Baca juga: Garut Tetapkan Status Siaga Darurat Bencana Hidrometeorologi

Kewaspadaan juga perlu ditingkatkan pada daerah-daerah yang diprediksi akan mendapatkan akumulasi curah hujan dengan kriteria tinggi hingga betul tinggi pada Desember 2020-Januari 2021.

Daerah-daerah yang dimaksud adantara lain pesisir barat Sumatera, sebagian besar Jawa, Bali, sebagian Nusa Tenggara Barat dan Nusa Tenggara Timur, Kalimantan bagian abrat dan tengah, Sulawesi, sebagian Maluku, sebagian Papua Barat, dan Papua.

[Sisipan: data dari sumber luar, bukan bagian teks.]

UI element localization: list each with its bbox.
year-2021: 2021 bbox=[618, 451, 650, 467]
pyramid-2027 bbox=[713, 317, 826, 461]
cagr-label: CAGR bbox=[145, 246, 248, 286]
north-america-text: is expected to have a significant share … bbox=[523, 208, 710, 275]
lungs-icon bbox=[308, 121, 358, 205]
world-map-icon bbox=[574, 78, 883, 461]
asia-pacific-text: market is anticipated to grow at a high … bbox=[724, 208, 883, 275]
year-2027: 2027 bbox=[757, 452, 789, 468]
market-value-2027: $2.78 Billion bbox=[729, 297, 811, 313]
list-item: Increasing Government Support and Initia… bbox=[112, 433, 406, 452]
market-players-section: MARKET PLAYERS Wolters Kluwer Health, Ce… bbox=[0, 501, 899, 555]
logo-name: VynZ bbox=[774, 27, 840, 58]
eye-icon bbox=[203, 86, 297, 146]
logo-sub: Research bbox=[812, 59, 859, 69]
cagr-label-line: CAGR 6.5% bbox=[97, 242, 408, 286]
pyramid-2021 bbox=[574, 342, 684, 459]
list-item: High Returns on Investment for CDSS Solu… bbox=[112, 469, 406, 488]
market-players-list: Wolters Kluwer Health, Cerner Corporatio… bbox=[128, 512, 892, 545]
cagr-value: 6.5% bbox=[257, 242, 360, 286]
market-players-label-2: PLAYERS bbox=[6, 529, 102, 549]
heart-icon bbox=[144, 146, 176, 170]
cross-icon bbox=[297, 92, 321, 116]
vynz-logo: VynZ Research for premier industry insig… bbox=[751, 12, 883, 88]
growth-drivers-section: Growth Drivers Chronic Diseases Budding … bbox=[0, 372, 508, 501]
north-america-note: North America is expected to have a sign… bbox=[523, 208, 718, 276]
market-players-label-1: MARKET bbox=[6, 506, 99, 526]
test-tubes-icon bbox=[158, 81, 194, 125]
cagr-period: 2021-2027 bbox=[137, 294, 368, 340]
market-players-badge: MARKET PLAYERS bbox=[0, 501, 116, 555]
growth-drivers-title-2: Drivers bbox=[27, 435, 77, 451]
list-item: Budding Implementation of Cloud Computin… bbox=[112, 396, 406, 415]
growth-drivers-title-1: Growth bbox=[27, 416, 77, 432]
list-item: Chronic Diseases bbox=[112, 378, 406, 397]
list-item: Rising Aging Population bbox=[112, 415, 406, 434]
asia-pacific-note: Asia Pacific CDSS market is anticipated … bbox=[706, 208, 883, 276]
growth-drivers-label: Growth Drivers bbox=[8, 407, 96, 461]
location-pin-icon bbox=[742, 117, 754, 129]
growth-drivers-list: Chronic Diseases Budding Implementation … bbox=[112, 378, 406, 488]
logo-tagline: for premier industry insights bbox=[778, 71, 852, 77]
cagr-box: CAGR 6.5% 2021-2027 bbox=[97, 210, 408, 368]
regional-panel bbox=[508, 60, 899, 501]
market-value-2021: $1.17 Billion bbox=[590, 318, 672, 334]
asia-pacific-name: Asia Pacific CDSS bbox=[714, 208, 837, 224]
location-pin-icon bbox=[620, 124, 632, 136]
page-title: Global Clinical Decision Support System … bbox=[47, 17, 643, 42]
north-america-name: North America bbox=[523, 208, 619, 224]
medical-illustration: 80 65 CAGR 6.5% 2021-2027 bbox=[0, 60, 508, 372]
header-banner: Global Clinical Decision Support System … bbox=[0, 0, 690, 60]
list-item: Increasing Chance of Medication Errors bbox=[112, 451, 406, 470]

Mengucapkan juga: Waspada Bencana Hidrometeorologi, BMKG Beri 3 Saran Mitigasi

Menyikapi potensi petaka tersebut, Badan Nasional Penanggulangan Bencana ( BNPB) meminta Badan Penanggulangan Bencana Daerah di seluruh provinsi untuk melakukan upaya pencegahan & mitigasi demi menghindari dampak bahaya, khususnya di tengah pandemi Covid-19.

Data BNPB pada kurun waktu 1 Januari-11 Desember 2020, BNPB mencatat ada 2. 779 kejadian bencana yang didominasi bencana hidrometeorilogi.

BNPB mencatat terdapat 224 orang wafat dunia, 26 orang hilang, 271 orang luka-luka, serta 4, 19 juta orang mengungsi atau terdampak akibat bencana hidrometeorologi.